---
tags: Book
---
# Human Evaluation Playbook
## Preparation
Required roles:
- Microservice Operator
- Human Evaluators
- Stream Coordinator (or delegated)
Required parameters
- Number of Human Evaluators (default: 15)
- Number of samples per evaluator (default: 30)
## Evaluation Process
It is currently expected (as of 31 August 2021) that the human evaluation process will run on a seven (7) day cycle:
* Three (3) days of data collection and processing cycles
* Three (3) days for the Human Evaluators to evaluate humanly
* One (1) day for a human spot/sanity check on the human evaluations to prevent errors propagating through the pipeline
### Process
1. The Operator invokes the 'Predict Evaluation' and 'Prepare Human Evaluation Sheet' Micro Services sequentially.
- The 'Prepare Evaluation' micro-service must have the appropriate number of samples and human evaluators (eg, N_samples=30, N_evaluators=15)

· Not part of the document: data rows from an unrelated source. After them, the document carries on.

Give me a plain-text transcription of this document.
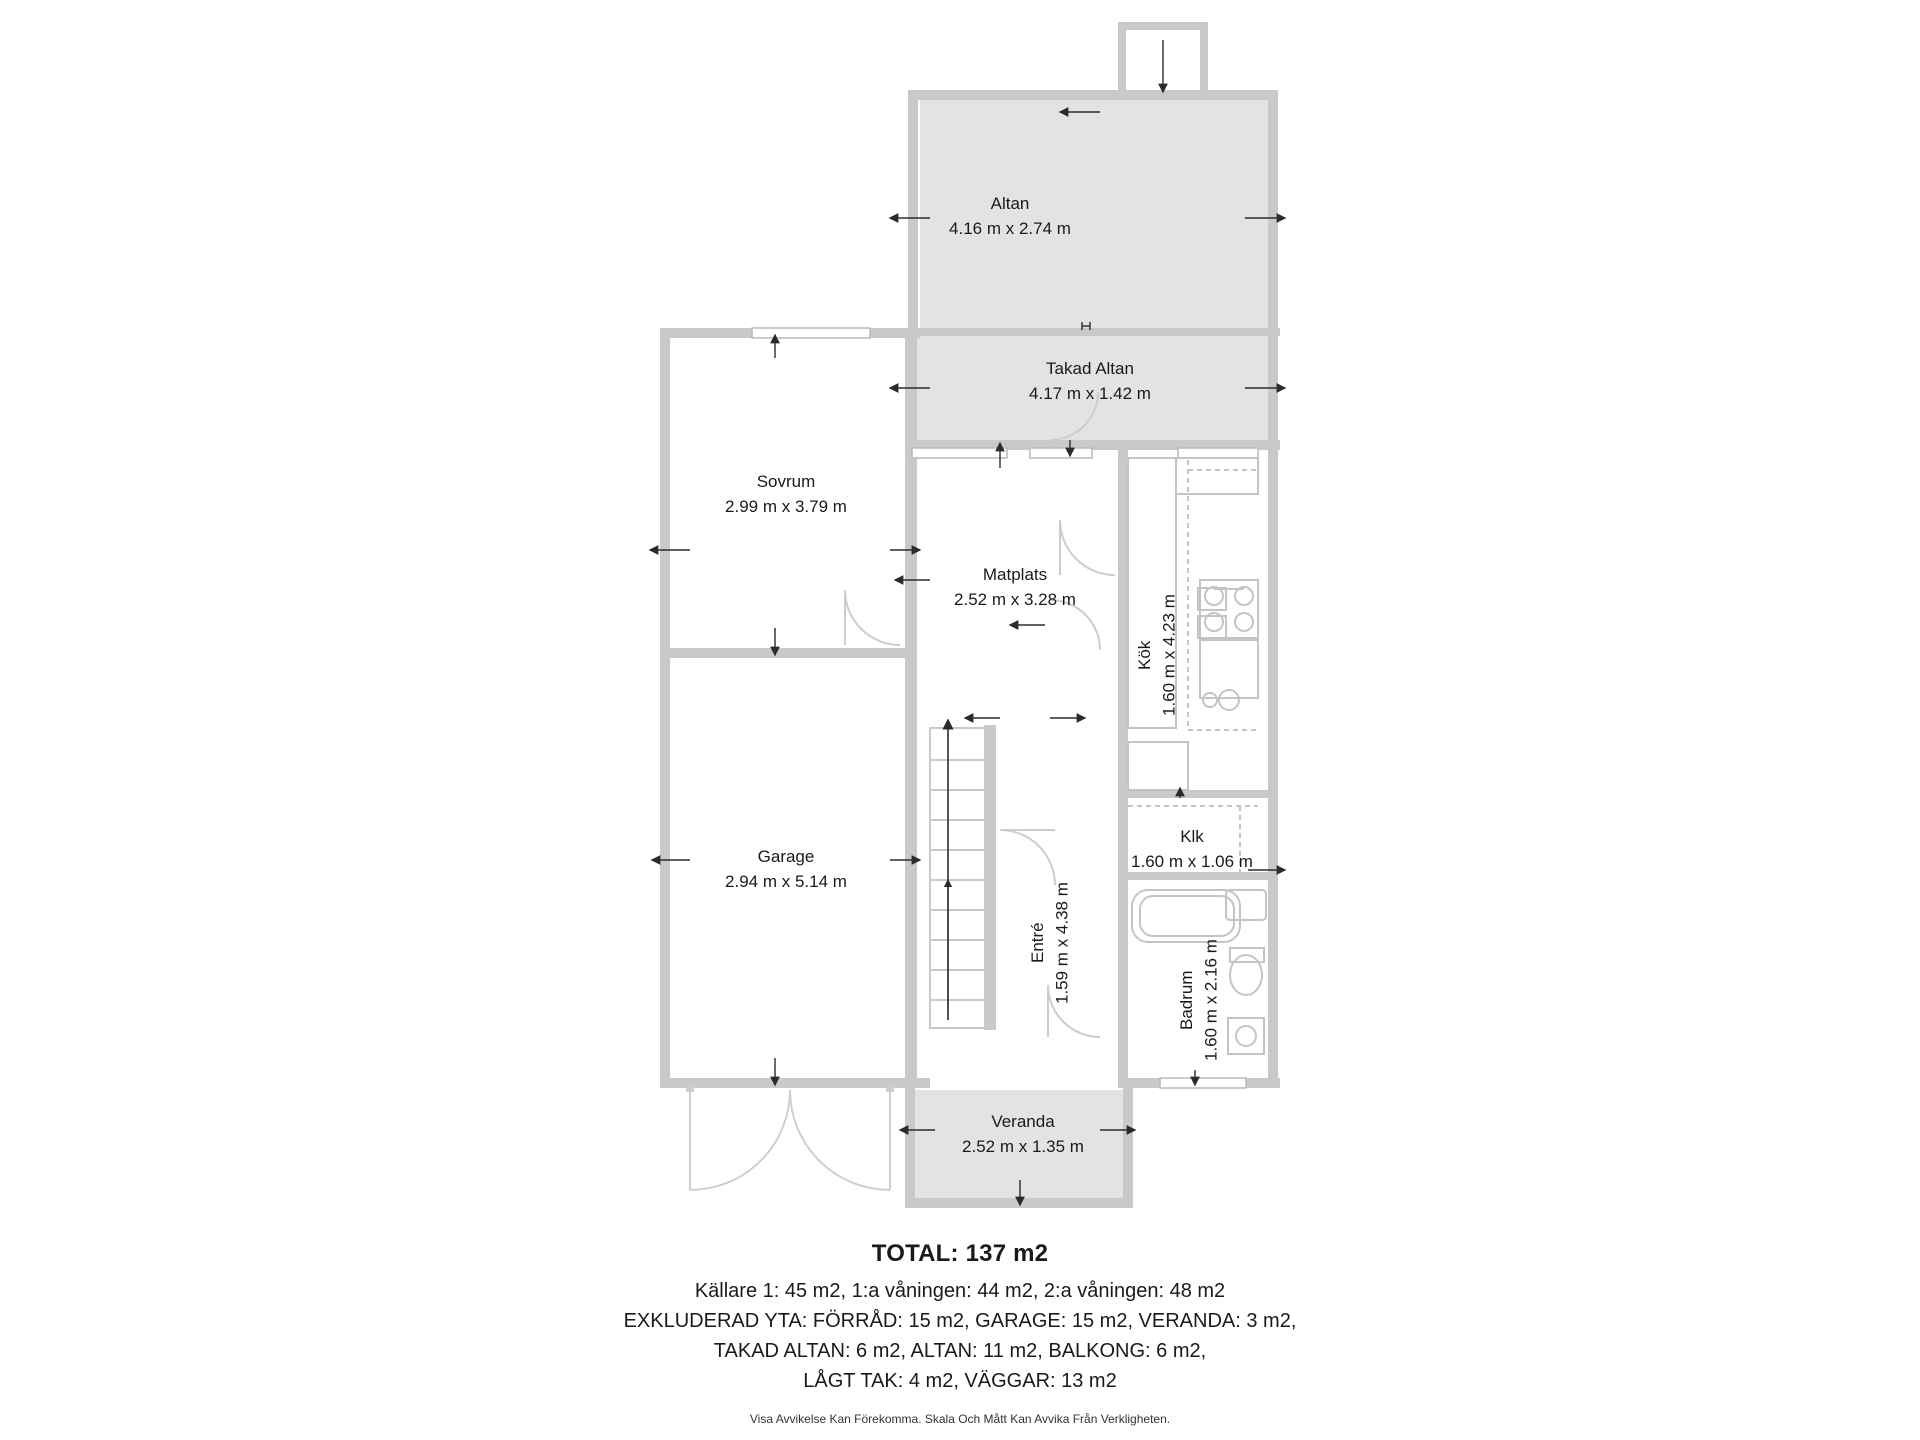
Altan
4.16 m x 2.74 m
Takad Altan
4.17 m x 1.42 m
Sovrum
2.99 m x 3.79 m
Matplats
2.52 m x 3.28 m
Kök 1.60 m x 4.23 m
Garage
2.94 m x 5.14 m
Entré 1.59 m x 4.38 m
Klk
1.60 m x 1.06 m
Badrum 1.60 m x 2.16 m
Veranda
2.52 m x 1.35 m
TOTAL: 137 m2
Källare 1: 45 m2, 1:a våningen: 44 m2, 2:a våningen: 48 m2
EXKLUDERAD YTA: FÖRRÅD: 15 m2, GARAGE: 15 m2, VERANDA: 3 m2,
TAKAD ALTAN: 6 m2, ALTAN: 11 m2, BALKONG: 6 m2,
LÅGT TAK: 4 m2, VÄGGAR: 13 m2
Visa Avvikelse Kan Förekomma. Skala Och Mått Kan Avvika Från Verkligheten.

- Output: python object processed into Google sheets, tabbed with 30 subjects per tab
3. The Operator passes the output of (1) to Stream Coordinator
- This pass must include the link to the evaluation spreadsheet
- Stream Coordinator coordinates human evaluators and assignment of tabs
- (Backlog) the 'Prepare Human Evaluation Sheet' is programmed for providing an automated ping on a channel
4. Human Evaluators perform a row by row evaluation of they deem a given user handle is suspicious or not
- They need to fill all relevant columns for each row, like `sybilness score`, and `is_sybil`
- [Spreadsheet instructions](/BkiLTm2WY)
6. Each Human Evaluator pings the Stream Coordinator individually when they are done
7. When Human Evaluations are done, Stream Coordinator instructs Operator to invoke the 'Retrieve Human Labels' Microservice
- A human spot/sanity check should be made on the retrieved labels to make sure no problems creep into the pipeline.